Key differentials / "do not confuse"

  • H1 vs H2 effects: bronchoconstriction, wheal, itch, sedation = H1; gastric acid + cardiac stimulation = H2.
  • Sedating vs non-sedating divide is purely BBB penetration, not potency.
  • Antihistamine vs mast-cell stabiliser: sodium cromoglicate/nedocromil prevent degranulation (prophylaxis), they are NOT receptor blockers.
  • Antihistamine vs adrenaline in anaphylaxis — adrenaline is physiological antagonist and life-saving; antihistamine is adjunct.
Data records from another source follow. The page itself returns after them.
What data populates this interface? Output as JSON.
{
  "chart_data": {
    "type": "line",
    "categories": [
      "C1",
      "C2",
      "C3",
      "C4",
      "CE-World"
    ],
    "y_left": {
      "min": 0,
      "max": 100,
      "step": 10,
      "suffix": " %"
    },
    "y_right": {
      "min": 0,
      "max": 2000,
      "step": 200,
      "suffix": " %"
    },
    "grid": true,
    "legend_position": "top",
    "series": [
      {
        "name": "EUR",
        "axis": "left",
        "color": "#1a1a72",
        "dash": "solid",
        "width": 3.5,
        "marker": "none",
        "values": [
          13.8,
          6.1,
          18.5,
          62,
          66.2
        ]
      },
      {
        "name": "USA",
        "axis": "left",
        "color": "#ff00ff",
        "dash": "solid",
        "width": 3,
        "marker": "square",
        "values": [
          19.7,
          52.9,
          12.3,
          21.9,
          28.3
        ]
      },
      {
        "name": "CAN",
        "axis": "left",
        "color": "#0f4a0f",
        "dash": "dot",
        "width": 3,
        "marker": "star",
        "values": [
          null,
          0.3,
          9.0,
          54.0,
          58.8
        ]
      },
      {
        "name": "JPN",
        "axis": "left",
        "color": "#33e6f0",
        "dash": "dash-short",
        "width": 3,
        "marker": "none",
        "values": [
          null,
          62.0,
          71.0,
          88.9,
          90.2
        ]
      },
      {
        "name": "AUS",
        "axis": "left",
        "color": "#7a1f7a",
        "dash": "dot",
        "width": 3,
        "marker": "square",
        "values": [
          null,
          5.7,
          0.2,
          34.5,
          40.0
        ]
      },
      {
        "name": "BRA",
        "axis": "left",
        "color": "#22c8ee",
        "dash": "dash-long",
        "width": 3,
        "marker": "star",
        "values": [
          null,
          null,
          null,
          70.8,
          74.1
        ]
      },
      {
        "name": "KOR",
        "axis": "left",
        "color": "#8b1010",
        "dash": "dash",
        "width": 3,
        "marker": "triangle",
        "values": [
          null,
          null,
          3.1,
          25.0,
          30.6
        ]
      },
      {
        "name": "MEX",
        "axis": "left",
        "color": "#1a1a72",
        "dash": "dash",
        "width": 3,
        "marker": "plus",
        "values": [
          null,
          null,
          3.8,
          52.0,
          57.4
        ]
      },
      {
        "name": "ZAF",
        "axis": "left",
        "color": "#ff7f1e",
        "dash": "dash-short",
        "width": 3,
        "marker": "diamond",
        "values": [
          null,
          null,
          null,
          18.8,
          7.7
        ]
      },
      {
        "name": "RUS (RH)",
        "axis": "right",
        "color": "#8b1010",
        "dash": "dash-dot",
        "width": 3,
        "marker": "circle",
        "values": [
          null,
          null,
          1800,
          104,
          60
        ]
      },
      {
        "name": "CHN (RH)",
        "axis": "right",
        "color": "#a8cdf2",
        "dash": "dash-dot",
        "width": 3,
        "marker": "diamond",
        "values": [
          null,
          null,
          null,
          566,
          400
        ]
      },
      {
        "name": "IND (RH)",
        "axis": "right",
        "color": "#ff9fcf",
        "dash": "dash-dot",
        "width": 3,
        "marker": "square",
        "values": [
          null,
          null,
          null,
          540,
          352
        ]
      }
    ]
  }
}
Recently asked / exam angle

  • "Enzyme converting histidine to histamine" → histidine decarboxylase (B6 cofactor).
  • "Histaminergic neurons are located in" → tuberomammillary nucleus of posterior hypothalamus.
  • "Antihistamine causing gynaecomastia + enzyme inhibition" → cimetidine.
  • "Antihistamine withdrawn due to torsades/QT prolongation" → terfenadine, astemizole.
  • "Active metabolite of terfenadine / of hydroxyzine / of loratadine" → fexofenadine / cetirizine / desloratadine.
  • "Drug of choice for motion sickness" → hyoscine (scopolamine); among antihistamines → promethazine/cinnarizine.
  • "Antihistamine used in serotonin syndrome / carcinoid / appetite stimulation" → cyproheptadine.
  • "H2 blocker withdrawn due to NDMA carcinogen" → ranitidine.
  • "Drug of choice in anaphylaxis" → adrenaline IM.
  • "Final common mediator of gastric acid secretion" → histamine (via H2).
  • "Triple response flare is mediated by" → axon reflex.

Rapid revision

  1. Histamine = histidine → histidine decarboxylase (B6); metabolite = imidazole acetic acid.
  2. Stored mainly in mast cells & basophils; CNS source = tuberomammillary nucleus.
  3. H1 = Gq (smooth muscle, itch, sedation); H2 = Gs/cAMP (gastric acid, heart); H3 = presynaptic autoreceptor; H4 = immune cells.
  4. Triple response of Lewis: red spot → flare (axon reflex) → wheal.
  5. First-gen H1 (diphenhydramine, promethazine, chlorpheniramine, hydroxyzine): sedating + anticholinergic + antiemetic.
  6. Second-gen H1 (cetirizine, loratadine, fexofenadine): non-sedating, long-acting, first line for rhinitis & urticaria.
  7. Terfenadine & astemizole withdrawn → QT prolongation / torsades (hERG block); replaced by fexofenadine & desloratadine.
  8. Cimetidine = gynaecomastia + potent CYP450 inhibitor; famotidine/ranitidine spare these.
  9. Ranitidine withdrawn → NDMA carcinogen; famotidine now preferred H2 blocker.
  10. H2 blockers act on parietal-cell H2; PPIs (final-step ATPase) are more potent and first line for PUD/GERD.
  11. Anaphylaxis: adrenaline IM is DOC; antihistamines/steroids are adjuncts only.
  12. Cyproheptadine (H1 + anti-5HT) = carcinoid diarrhoea, cold urticaria, serotonin syndrome, appetite stimulation; doxylamine+pyridoxine = nausea/vomiting of pregnancy.